Philippe »Michel : Mais non, mais ce que j’ai à répondre, c’est qu’il faut être cohérent avec nous-mêmes. Nous avons tous ensemble et à ce moment-là, j’ai jamais entendu qui que ce soit le critiquer, missionné deux experts, en l’occurrence, monsieur Courtial et monsieur, Melin-Soucramanien, il y a trois ans maintenant, pour nous mener une étude juridique sur les différentes évolutions institutionnelles possibles, de la Nouvelle-Calédonie et ils ont rendu un rapport qui a été adopté et approuvé par le comité des signataires de 2014, si j’ai bonne mémoire. À savoir, pleine souveraineté, État associé, autonomie élargie ou statu quo. Dans le prolongement de ce premier travail d’étude nous avons, tous ensemble de nouveau, décidé D’organiser une mission d’écoute et de conseils, autour de cinq experts, Chiristhacht, Merle, Dassonville, Lombrière et Fraysses, pour exposer aux différents groupes politiques quelle est la palette de solutions possibles dans l’exercice des compétences régaliennes, c’est les travaux…

Journaliste : Là, par thématiques.

Philippe Michel : Voilà, par thématiques, monnaie, défense, crédit, etc.

Journaliste : Comment convaincre que la recherche des convergences n’est pas une négociation ?

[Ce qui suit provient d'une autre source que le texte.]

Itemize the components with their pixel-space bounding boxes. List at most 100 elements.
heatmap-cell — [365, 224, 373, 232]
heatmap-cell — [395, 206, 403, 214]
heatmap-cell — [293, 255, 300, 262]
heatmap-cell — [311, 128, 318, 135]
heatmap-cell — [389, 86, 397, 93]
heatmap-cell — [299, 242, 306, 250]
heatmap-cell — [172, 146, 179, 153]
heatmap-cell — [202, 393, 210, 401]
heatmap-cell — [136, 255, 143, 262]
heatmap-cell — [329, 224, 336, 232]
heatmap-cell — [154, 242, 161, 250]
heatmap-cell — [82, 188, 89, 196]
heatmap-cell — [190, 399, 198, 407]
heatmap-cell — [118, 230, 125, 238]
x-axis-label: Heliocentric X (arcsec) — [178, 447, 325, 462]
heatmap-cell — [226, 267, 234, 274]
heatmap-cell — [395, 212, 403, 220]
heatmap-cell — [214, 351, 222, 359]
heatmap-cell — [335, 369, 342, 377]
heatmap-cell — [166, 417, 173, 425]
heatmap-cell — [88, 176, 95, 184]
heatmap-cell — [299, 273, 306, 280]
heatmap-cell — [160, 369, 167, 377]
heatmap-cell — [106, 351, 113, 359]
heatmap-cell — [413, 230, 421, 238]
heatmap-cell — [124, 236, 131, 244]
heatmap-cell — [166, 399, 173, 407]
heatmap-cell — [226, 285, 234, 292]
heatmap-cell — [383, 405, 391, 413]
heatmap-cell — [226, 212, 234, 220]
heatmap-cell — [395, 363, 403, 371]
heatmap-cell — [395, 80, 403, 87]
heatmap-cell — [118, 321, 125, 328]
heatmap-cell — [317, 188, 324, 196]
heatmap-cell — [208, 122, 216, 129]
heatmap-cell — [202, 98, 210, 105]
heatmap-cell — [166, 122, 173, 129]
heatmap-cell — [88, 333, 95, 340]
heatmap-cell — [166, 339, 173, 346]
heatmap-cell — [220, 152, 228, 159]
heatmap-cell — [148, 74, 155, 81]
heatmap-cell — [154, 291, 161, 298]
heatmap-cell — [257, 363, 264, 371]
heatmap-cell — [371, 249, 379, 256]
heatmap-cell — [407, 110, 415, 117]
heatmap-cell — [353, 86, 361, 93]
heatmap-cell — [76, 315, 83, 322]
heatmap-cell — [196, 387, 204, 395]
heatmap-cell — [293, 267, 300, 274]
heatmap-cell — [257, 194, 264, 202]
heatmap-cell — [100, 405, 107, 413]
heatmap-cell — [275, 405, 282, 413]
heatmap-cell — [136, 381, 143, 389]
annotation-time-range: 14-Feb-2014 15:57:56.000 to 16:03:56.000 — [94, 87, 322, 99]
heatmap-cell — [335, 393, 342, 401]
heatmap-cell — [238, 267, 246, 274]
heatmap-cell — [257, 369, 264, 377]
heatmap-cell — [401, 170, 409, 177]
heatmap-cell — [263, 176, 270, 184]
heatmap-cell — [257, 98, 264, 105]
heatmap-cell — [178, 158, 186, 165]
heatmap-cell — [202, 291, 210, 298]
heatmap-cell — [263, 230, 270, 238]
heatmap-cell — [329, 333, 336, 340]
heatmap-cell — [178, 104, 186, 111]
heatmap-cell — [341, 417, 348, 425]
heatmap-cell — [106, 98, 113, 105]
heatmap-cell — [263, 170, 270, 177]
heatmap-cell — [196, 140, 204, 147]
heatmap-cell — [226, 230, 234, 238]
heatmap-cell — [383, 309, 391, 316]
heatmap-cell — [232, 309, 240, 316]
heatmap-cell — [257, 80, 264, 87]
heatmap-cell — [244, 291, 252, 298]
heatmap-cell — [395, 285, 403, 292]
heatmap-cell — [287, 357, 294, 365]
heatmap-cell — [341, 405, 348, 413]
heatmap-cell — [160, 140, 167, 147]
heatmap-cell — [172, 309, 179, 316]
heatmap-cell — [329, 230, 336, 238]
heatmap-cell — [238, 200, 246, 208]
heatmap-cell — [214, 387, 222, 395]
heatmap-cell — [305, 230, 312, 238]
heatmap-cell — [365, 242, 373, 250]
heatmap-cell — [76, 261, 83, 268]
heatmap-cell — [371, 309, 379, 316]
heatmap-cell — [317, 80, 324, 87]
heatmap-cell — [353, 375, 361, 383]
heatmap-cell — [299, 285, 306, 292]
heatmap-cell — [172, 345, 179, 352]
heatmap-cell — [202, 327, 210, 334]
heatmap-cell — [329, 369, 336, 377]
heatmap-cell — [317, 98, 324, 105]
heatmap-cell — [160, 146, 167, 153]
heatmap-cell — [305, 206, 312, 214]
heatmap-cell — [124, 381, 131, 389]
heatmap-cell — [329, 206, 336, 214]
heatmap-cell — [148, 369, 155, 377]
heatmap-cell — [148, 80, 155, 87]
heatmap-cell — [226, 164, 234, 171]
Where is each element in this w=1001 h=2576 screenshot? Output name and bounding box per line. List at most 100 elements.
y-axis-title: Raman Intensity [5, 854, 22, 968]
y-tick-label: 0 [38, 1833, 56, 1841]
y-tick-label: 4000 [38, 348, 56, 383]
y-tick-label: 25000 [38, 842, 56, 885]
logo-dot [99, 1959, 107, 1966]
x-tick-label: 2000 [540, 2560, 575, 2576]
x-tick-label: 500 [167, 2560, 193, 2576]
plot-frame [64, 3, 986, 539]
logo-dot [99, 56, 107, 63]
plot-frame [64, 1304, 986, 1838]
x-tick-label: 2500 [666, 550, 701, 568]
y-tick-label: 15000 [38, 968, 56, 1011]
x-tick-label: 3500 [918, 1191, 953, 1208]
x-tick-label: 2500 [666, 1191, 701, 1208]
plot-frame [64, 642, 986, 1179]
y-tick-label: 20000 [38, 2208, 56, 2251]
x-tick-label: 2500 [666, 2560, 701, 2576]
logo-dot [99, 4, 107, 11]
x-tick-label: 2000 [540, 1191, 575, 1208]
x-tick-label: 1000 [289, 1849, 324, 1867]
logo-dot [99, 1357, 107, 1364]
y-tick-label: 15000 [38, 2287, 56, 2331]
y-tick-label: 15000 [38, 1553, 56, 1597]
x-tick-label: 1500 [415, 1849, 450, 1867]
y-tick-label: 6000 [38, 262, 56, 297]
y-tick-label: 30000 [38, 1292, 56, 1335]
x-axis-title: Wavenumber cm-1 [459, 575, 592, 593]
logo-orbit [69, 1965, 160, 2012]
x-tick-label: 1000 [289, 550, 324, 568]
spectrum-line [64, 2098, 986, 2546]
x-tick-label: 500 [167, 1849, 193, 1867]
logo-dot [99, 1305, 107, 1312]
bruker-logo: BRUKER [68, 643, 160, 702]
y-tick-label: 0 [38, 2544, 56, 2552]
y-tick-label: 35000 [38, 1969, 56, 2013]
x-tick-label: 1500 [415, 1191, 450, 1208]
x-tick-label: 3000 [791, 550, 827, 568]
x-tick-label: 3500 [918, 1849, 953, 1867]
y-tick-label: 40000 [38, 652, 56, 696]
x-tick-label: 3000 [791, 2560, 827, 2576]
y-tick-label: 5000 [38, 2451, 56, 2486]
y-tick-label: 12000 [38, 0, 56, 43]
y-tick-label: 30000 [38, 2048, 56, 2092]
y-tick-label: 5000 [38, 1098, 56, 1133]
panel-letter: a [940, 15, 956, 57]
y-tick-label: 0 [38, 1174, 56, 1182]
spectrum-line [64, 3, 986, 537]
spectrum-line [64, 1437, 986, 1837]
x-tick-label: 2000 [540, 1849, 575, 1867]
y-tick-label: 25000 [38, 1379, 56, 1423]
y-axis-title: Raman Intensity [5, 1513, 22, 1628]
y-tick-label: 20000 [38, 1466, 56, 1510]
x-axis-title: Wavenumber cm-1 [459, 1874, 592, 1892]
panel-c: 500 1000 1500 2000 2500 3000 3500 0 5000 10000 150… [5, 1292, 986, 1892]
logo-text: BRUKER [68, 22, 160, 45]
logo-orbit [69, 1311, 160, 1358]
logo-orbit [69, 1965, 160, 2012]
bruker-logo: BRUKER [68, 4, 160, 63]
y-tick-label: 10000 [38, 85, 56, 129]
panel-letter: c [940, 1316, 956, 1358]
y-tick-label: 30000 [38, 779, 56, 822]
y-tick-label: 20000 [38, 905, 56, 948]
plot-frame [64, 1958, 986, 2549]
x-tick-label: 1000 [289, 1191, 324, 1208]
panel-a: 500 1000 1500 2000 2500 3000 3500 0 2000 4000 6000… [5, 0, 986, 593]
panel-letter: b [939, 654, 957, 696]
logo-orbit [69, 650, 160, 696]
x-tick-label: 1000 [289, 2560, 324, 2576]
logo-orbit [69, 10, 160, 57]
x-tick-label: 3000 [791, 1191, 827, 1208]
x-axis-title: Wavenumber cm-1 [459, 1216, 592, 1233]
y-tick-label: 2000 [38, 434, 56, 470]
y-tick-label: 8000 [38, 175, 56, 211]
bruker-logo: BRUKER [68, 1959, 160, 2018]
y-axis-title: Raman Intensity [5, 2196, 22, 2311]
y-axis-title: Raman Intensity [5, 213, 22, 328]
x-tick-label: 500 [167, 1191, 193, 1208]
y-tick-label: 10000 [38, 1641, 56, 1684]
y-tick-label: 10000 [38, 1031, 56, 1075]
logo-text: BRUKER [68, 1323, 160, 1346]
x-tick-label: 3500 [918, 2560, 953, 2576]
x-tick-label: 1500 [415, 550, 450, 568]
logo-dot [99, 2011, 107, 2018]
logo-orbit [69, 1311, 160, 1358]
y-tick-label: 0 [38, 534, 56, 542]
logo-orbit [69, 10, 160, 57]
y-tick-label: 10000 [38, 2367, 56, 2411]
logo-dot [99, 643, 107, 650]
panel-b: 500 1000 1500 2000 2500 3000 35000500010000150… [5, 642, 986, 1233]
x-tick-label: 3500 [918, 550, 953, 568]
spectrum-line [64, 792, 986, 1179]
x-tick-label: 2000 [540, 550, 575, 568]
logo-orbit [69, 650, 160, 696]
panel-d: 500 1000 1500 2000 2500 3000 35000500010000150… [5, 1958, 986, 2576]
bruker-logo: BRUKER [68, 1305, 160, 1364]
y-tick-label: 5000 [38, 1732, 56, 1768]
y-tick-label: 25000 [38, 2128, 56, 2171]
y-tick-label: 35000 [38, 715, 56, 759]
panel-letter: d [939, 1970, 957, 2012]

Philippe Michel : Non mais, ce que,je,veux,dire, c’est que ça fait donc quatre ans que tous ensemble, d’accord, nous examinons la problématique sous tous ses angles. Ses angles politiques, ses angles juridiques, ses angles économiques ou financiers, et ses angles techniques. Qu’est-ce qu’on a décidé au dernier comité des signataires ? On a décidé que maintenant qu’on avait rassemblé tous les matériaux et eu toutes les contributions possibles, il était temps que nous, les partis politiques calédoniens, on se positionne face à nos électeurs sur les hypothèses d’évolution qui nous paraissent souhaitables, parce que comme l’a souligné Gérard Régnier tout à l’heure, entre le, on ne change rien et le, on accède à l’indépendance totale, eh ben, ces travaux nous ont montré qu’il existe des solutions intermédiaires, d’ailleurs pratiquées par un certain nombre d’États dans la région sur lesquels il serait important qu’on se penche. Et donc, il s’agit en réalité non pas de préparer un accord pour éluder le référendum, il, s’agit de préparer l’après référendum et, au passage, pardonnez moi le terme, d’éclairer le choix des Calédoniens à l’occasion de ce référendum. Je ne vois pas, là, de démarche de reniement par rapport aux engagements, ou aux décisions qui ont été prises par le passé, et au demeurant, j’observe que c’est ce que les Calédoniens attendent de nous. Parce qu’on peut tous continuer de sauter partout en disant, pour les uns, -indépendance-, ou pour les autres, -maintien dans la France -, mais, il faudrait peut-être expliquer précisément à nos compatriotes ce que ça signifie.